Clemmensen is a sparkling 20-9-1 since he wrested the starting job from incumbent backup Kevin Weekes.
"It feels good," Clemmensen said. "Why stop at 20?
"There is more to go and you take it one game at a time. Hopefully, 20 can become 21 and then 22, 23 and so on and so forth."
Patrik Elias opened the scoring and Brendan Shanahan closed it out as the Devils (30-15-3) skated to their sixth straight win - a season high.
Travis Zajac provided two assists.
Alexandre Picard scored his sixth goal of the season on a power play in the second period for the Senators (16-22-7), who had notched points in each of their previous four outings (3-0-1).
'That is what a goal scorer does'
After Langenbrunner staked New Jersey to a 3-1 lead just 19 seconds into the third period, the Senators were given a glorious opportunity to mount a comeback when Shanahan received a double-minor penalty for high sticking at 5:42.
Ottawa failed to register a shot during the extended power play, and Shanahan made amends by snapping a shot by rookie Brian Elliott to make it 4-1 at 11:17.

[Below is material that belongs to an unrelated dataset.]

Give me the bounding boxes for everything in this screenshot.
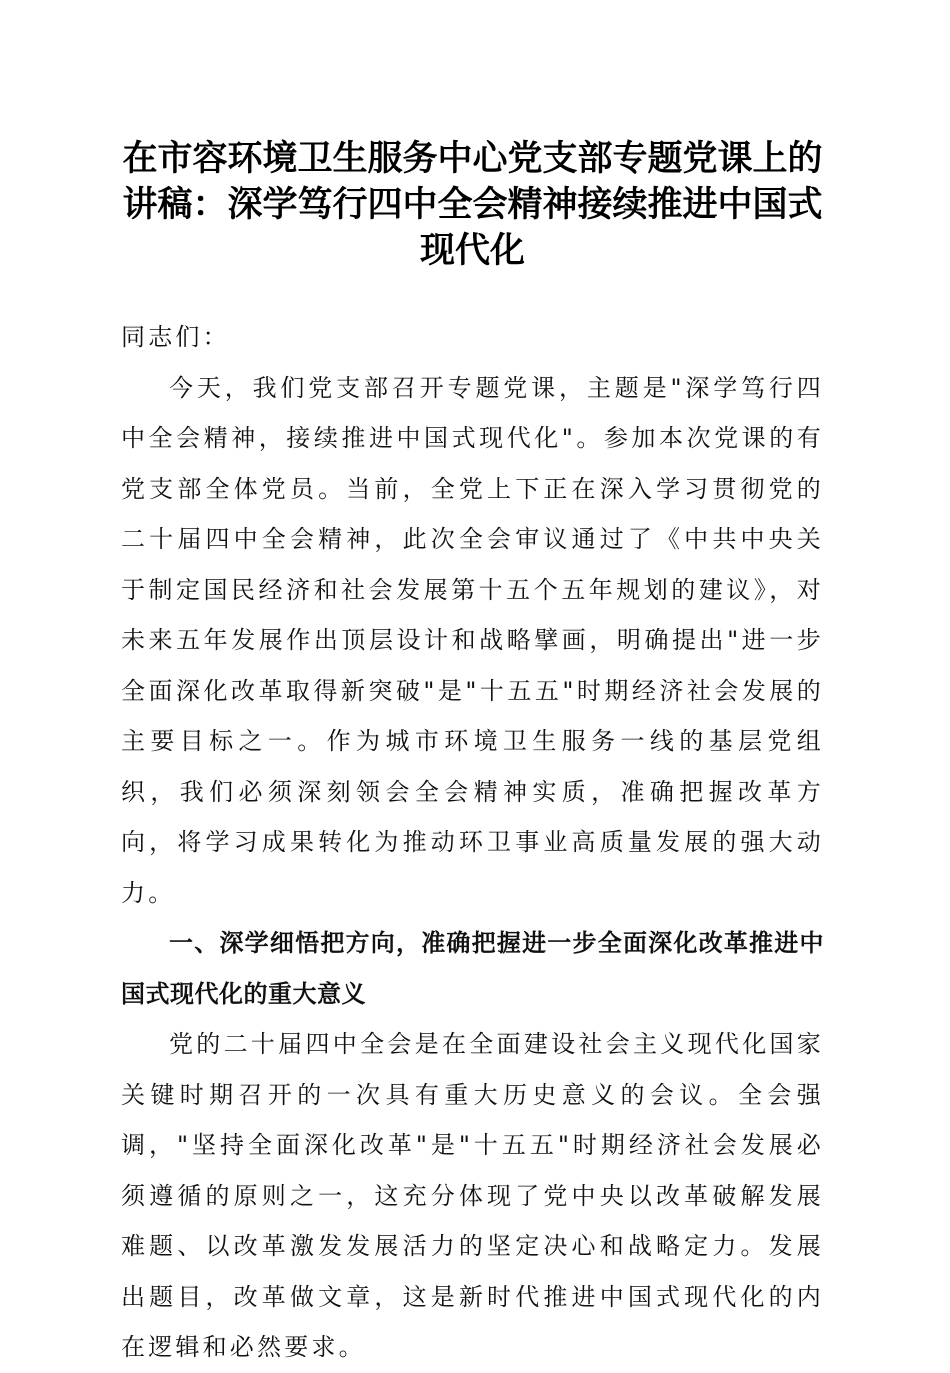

Shanahan has scored twice in three games since the Devils signed him last Wednesday for $800,000 US.
"He has scored 600 and some goals in this league because he knows what to do with the puck in the offensive zone," Devils head coach Brent Sutter said. "That was a perfect shot.
"The two goals he has scored are goal-scoring goals. That is what a goal scorer does."
Elliott surrendered four goals on 23 shots in his sixth straight start since being promoted from the AHL on Jan. 9.
"It [starting] is obviously what you want, you want to be in that position," he said. "But you cannot have games like that as a team.
"I have to work my hardest to stay where I am. I'm going to continue to do that."